Uns kilómetros a norte o Braga olha com desconfiança para a época que se vai desenrolando a pouco e pouco. A margem de manobra no campeonato é cada vez mais curta para não perder a ligação com o pelotão da frente e um duelo com o Nacional da Madeira o confronto menos apetecível. A gesta europeia frente ao Sevilla teve o seu preço e apesar das primeiras duas derrotas nos duelos da prova rainha europeia, a dupla vitória frente ao Partizan Belgrado confirmou a presença europeia dos bracarenses em 2011. Um verdadeiro sucesso europeu que teve as suas consequências na liga, onde a falta de concentração e atitude custaram pontos preciosos. Domingos Paciência sabe que o brilharete europeu não pode destroçar o bom trabalho ligueiro e o mais seguro é pensar que a equipa arsenalista passará a ter a prova nacional como máxima prioridade, pelo menos até Fevereiro. Tempo de sobra para recuperar o atraso com o grupo da frente com o qual já não tem duelos pendentes a disputar.

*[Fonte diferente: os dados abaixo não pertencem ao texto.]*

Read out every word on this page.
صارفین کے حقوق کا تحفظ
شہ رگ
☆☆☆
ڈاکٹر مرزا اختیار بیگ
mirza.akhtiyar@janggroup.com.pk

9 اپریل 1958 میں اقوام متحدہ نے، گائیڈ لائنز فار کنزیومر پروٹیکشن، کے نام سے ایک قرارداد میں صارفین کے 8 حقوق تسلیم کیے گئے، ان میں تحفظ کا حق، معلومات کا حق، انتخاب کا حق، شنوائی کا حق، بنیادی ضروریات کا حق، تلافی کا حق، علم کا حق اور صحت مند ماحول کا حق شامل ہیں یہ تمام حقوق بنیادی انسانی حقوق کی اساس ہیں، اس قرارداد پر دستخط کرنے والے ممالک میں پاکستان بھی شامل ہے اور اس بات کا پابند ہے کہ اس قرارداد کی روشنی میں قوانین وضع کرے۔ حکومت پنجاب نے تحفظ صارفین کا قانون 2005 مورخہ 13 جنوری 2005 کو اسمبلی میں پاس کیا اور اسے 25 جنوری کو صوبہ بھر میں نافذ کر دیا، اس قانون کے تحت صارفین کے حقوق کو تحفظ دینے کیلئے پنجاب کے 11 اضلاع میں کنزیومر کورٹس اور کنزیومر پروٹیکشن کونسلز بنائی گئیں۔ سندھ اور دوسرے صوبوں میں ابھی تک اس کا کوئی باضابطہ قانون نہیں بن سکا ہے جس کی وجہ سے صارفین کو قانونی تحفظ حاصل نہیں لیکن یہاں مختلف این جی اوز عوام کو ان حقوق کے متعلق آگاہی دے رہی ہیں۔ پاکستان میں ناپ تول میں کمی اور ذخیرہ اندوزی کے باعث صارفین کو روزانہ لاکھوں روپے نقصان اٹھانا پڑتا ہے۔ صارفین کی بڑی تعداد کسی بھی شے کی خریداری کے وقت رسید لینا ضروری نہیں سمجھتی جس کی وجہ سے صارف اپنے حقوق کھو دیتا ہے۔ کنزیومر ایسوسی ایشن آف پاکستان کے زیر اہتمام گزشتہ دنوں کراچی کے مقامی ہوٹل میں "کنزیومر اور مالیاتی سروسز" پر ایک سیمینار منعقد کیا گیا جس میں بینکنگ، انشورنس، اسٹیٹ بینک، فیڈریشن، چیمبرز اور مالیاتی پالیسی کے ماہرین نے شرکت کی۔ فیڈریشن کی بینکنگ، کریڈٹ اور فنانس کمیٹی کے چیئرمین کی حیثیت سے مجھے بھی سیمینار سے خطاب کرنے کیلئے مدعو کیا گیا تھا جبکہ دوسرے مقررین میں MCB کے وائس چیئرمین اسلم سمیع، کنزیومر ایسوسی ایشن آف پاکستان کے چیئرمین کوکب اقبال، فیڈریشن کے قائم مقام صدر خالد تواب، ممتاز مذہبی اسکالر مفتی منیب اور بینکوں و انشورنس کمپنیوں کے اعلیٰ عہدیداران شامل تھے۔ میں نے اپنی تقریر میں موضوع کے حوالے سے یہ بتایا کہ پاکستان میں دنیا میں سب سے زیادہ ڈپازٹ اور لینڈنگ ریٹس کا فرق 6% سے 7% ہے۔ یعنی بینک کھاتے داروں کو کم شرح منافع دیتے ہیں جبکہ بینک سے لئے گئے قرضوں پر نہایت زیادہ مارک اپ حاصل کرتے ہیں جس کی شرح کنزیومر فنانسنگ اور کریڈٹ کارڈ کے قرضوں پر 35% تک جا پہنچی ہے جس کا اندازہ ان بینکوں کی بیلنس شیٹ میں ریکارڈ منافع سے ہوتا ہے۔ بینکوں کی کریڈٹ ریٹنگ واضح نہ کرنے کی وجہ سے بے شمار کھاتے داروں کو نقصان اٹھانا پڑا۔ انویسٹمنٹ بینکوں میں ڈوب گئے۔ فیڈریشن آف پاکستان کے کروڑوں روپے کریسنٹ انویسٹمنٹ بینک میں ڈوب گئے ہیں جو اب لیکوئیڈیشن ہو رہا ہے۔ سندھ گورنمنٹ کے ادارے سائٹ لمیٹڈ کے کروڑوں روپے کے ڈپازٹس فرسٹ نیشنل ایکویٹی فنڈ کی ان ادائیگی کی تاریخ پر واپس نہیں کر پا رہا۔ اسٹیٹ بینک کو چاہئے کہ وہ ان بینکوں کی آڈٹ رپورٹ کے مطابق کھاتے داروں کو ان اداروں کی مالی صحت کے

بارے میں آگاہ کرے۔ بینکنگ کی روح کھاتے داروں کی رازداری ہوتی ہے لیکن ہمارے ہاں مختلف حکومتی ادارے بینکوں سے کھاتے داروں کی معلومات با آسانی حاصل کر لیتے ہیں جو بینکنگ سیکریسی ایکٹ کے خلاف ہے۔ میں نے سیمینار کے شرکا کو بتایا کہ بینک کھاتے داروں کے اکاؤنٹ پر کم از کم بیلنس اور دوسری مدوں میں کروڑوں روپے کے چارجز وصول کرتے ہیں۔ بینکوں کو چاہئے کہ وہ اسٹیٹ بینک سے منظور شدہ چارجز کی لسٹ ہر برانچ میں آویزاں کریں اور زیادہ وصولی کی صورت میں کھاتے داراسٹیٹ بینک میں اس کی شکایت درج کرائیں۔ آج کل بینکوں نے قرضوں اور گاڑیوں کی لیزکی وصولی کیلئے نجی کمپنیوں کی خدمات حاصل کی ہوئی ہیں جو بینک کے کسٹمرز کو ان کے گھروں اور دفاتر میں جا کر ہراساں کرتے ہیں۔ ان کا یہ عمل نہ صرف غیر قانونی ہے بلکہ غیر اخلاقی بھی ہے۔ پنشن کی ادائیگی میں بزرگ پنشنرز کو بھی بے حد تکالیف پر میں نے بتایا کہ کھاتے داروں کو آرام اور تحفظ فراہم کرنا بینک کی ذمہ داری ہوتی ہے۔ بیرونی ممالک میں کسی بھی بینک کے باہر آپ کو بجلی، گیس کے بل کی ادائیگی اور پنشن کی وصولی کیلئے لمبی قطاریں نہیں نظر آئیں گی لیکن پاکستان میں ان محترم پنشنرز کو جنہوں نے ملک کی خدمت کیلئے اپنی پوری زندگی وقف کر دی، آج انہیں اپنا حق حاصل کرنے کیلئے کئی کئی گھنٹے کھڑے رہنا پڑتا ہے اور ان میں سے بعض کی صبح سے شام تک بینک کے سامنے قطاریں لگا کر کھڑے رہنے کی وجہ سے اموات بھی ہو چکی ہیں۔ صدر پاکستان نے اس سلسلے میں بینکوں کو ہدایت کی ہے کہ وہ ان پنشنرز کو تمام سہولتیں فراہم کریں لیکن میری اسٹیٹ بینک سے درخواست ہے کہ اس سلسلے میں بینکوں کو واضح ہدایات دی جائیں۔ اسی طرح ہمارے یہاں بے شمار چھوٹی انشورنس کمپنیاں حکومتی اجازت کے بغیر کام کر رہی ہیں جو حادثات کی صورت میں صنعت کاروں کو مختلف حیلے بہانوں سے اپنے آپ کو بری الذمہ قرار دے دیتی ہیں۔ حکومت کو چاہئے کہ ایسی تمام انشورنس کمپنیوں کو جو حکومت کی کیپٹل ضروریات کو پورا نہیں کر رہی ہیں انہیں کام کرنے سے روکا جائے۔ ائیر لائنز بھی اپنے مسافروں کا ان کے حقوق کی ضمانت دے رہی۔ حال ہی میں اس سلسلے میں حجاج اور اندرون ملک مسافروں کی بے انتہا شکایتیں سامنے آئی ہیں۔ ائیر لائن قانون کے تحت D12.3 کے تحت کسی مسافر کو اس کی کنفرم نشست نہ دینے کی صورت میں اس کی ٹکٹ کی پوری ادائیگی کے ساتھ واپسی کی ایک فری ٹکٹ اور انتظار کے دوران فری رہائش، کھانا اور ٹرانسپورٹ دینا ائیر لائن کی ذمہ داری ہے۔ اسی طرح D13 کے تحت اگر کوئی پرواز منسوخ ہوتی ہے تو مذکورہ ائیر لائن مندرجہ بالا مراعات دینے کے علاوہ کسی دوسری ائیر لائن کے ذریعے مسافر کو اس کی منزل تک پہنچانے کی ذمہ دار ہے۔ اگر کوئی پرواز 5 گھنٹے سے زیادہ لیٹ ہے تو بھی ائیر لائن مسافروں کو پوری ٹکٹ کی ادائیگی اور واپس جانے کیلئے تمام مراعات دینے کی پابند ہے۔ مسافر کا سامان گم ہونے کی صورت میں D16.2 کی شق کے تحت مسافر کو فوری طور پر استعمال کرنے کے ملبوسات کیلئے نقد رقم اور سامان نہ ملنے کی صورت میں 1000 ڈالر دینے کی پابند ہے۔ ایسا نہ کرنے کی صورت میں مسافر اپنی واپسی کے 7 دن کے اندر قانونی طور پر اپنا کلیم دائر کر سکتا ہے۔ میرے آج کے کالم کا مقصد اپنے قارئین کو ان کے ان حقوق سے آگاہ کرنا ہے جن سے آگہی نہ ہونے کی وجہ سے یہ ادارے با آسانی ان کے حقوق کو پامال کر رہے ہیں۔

Sem um Hugo Viana na melhor forma e com um ataque em baixo de forma, o Braga perdeu o rótulo de equipa de máxima eficácia. Mas, mesmo assim, não deixa de ser um rival sério à luta pelos postos europeus (Champions League incluida) e apesar do arranque de época tremido, os bracarenses partilham com os vimaranenses uma legitima ambição a trepar um escalaão no pódio do futebol nacional. Esse lugar que o Sporting, entre crise financeira e desnorte desportivo, parece determinado a querer abandonar.